The music of Silvius Weiss will be a glorious discovery for YOU if this is the first you hear of him, but my review title refers to the discovery of a manuscript, from the family library of a castle in Rohrau, Austria, which includes previously unknown compositions not found in the only two other manuscripts of Weiss's work. The four suites and other pieces recorded on this CD come from that manuscript. As a lucky bonus, the manuscript also includes the 'lost' second lute part of the "Concerto in C major for two lutes", performed here by Bernhard Hofstötter and Dolores Costoyas. At the risk of redundancy, I have to say that the "Concerto" is a truly glorious piece of music.
Silvius Leopold Weiss (1687-1750) and Johann Sebastian Bach (1685-1750) were exact contemporaries and close musical neighbors; Weiss held the position of 'court lutenist' as tenaciously for much of his life as Bach held his cantorship in Leipzig. It's documented that Weiss visited Bach in Leipzig, and it's widely supposed that Bach wrote his small body of lute music in response to Weiss's influence. In fact, no other familiar composer of the era sounds as much like Bach as Weiss does, in the specific genre of music for solo instrument. Almost any of Weiss's more ambitious suites could easily be mistaken for Bach's work. I don't think, however, that this is proof of "influence" in either direction; Bach and Weiss both worked within an "east" German musical idiom common to Saxony (Bach) and Silesia (Weiss). Weiss was the culminating 'scion' of several generations of professional lutenists just as Bach was the culminator of generations of cantors and composers. Weiss's entire surviving output consists of music for his own instrument, and there's little reason to suppose that he wrote in other genres. If he had, I'll wager that music also would have sounded like Bach.

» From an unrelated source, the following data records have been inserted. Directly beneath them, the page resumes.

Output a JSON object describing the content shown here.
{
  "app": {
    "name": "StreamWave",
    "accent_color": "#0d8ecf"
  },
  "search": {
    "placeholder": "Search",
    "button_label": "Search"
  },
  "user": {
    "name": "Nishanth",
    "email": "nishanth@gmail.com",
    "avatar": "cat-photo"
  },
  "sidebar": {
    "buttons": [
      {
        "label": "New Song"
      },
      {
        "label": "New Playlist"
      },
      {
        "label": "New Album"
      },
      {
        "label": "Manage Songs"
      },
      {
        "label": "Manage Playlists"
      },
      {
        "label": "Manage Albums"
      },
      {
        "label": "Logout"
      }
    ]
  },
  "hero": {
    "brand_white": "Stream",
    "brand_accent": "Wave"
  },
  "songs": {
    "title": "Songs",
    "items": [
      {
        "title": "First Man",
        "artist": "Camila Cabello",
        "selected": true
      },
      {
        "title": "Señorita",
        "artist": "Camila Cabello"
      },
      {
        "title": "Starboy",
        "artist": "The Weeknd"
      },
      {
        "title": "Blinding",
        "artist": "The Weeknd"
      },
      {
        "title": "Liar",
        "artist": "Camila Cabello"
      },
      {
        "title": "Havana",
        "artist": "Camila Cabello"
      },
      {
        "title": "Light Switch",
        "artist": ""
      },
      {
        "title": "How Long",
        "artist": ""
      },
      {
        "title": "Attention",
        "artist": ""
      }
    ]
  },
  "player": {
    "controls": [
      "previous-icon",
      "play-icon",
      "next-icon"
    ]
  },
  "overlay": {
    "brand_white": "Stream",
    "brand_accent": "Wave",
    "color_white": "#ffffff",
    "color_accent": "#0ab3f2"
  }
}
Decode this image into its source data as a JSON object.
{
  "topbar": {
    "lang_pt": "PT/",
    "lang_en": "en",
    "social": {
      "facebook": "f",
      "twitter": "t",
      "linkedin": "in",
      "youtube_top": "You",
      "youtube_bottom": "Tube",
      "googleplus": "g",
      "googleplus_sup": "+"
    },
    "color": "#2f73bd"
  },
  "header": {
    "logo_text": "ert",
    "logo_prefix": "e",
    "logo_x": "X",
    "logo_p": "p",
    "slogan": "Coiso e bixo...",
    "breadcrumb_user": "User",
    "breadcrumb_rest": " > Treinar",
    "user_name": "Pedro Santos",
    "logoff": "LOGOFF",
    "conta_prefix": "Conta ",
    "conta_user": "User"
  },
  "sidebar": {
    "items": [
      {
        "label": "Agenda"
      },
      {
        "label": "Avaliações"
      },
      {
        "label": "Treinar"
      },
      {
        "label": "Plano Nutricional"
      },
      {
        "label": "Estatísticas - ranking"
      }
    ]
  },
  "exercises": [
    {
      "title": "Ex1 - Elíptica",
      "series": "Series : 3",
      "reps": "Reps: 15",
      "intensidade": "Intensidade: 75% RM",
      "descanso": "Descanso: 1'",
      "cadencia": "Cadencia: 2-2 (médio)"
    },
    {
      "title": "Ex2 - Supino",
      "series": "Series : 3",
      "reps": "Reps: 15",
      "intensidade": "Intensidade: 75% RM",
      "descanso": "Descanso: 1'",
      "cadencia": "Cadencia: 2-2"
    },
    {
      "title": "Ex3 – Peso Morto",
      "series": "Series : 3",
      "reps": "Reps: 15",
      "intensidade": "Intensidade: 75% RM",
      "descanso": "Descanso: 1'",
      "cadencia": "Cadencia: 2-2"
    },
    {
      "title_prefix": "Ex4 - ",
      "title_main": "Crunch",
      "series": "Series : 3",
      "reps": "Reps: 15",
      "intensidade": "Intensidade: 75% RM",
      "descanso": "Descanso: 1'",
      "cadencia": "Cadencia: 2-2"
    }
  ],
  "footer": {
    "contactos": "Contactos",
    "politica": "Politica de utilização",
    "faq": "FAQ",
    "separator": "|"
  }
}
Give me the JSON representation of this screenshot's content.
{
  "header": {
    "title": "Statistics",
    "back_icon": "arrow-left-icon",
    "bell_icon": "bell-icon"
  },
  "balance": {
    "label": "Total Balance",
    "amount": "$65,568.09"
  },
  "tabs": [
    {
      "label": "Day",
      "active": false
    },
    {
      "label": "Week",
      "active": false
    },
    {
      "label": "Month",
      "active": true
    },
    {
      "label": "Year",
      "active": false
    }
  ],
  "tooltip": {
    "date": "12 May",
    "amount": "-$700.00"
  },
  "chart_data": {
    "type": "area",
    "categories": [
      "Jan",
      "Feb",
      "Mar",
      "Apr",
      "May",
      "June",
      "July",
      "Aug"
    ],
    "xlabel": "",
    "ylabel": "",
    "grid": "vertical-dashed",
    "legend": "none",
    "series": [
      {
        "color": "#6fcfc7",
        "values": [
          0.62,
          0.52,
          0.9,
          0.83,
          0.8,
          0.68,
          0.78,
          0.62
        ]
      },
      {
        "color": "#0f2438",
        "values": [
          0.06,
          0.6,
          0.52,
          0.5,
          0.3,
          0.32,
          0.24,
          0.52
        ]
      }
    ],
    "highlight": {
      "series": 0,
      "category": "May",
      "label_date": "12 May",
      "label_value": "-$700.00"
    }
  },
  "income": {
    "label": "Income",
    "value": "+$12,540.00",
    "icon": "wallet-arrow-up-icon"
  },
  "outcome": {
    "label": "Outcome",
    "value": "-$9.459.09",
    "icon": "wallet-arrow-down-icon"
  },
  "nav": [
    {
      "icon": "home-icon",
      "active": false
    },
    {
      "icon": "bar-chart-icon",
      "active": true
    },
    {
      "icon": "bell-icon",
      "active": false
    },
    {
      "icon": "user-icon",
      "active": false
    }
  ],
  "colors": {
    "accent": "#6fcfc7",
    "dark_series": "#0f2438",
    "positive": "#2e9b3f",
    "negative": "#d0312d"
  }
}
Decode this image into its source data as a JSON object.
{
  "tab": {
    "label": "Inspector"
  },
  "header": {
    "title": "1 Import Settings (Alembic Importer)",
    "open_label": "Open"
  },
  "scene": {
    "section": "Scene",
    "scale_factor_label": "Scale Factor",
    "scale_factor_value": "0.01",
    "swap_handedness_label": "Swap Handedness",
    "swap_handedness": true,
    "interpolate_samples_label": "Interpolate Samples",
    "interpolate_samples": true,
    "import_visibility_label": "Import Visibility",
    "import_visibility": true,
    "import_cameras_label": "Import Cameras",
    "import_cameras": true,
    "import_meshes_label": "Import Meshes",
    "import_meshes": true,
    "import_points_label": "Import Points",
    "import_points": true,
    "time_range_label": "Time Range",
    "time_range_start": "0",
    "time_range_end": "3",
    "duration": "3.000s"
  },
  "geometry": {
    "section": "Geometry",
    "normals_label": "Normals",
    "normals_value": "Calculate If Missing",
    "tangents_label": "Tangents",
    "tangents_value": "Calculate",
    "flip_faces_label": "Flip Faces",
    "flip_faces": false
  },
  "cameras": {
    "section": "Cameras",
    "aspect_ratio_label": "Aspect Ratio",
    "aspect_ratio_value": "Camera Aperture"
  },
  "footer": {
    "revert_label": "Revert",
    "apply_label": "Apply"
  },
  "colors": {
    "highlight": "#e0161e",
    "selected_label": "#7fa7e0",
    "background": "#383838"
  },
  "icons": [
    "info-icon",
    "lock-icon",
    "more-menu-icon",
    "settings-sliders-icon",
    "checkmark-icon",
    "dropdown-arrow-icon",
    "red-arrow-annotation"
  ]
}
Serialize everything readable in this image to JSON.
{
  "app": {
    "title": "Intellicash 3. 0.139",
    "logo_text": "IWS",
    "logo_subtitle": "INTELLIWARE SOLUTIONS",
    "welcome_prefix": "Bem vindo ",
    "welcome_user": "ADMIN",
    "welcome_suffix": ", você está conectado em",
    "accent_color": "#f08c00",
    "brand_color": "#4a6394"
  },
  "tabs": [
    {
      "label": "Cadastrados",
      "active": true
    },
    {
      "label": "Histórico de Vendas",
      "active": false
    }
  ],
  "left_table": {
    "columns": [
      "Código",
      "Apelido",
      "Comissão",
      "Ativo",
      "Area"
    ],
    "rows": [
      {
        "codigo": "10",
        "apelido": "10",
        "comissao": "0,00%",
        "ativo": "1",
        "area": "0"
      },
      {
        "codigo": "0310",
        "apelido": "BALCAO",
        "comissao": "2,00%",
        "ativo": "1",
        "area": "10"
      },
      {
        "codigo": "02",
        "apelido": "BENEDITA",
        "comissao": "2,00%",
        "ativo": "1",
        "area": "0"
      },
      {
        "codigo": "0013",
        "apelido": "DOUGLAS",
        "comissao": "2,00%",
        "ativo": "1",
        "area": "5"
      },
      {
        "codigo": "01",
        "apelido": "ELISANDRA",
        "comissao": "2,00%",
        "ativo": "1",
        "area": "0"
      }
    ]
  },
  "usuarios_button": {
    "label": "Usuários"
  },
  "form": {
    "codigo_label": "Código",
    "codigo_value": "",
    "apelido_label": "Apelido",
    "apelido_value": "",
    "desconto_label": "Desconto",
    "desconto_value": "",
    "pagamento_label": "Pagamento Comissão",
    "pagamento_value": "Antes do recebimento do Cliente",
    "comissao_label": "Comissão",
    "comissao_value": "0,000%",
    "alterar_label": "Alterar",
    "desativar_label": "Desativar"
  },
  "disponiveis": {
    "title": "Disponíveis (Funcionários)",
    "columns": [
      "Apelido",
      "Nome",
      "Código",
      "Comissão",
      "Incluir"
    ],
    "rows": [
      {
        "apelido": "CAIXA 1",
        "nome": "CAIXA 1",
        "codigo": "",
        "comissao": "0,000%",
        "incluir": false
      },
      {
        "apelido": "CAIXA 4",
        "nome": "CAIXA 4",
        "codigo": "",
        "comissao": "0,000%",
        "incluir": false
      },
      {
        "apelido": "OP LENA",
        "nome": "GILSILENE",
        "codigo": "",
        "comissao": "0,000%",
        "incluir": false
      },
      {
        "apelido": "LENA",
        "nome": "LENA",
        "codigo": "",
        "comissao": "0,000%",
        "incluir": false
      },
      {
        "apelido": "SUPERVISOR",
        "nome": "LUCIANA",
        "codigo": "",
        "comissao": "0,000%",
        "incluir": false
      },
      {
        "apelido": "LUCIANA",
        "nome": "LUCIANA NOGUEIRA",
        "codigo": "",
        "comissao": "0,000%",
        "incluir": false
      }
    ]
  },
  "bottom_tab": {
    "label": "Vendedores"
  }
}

But Weiss had traveled, as Bach never did. Weiss had gone as far as Rome, and he brought back the lute techniques and lute construction he learned there, if not the musical styles. He was the first to expand the elevn-course German lute to thirteen courses. His compositions were notoriously beyond the capabilities of most other performers; he was in short the supreme virtuoso of his instrument, and his pieces are challenging still. The best CDs of Weiss's music are two recordings by Jakob Lindberg, and they are dauntingly close to perfection. This CD, to my ears, comes closer to that standard than any other I've heard. Hofstötter and Costoyas have had similar training; both have studied with Hopkinson Smith and both have credits with some of the finest baroque ensembles in Europe. Unfortunately, the CD notes do not reveal which of the two plays what on this CD, but on the Concerto for Two Lutes they seem very well paired in "touch" and in phrasing.
Is there any instrument sweeter in timbre than the lute? More sublimely personal in timbre? But the pure resonance of the lute turns out to be hard to capture through a microphone on a digital CD. Once again, Lindberg leads. His two Weiss CDs are incomparably realistic in tone and 'present' in ambience. This CD comes awfully close, but if it has a minor flaw, it's the "closeness" of the miking, which allows us to hear a bit of 'fret noise' on some tracks. It's a subtle tapping sound, not unpleasant but slightly distracting. But it hardly matters in comparison to the lugubrious grunts one hears on a Pablo Casals CD or the tone-deaf muttering of Glenn Gould as he tortures the Goldberg Variations.
There's a multi-CD "Complete Weiss" available, performed on lute by Robert Barto, and there are some performances of Weiss on guitar, but none of them are anywhere near as excellent as this recording.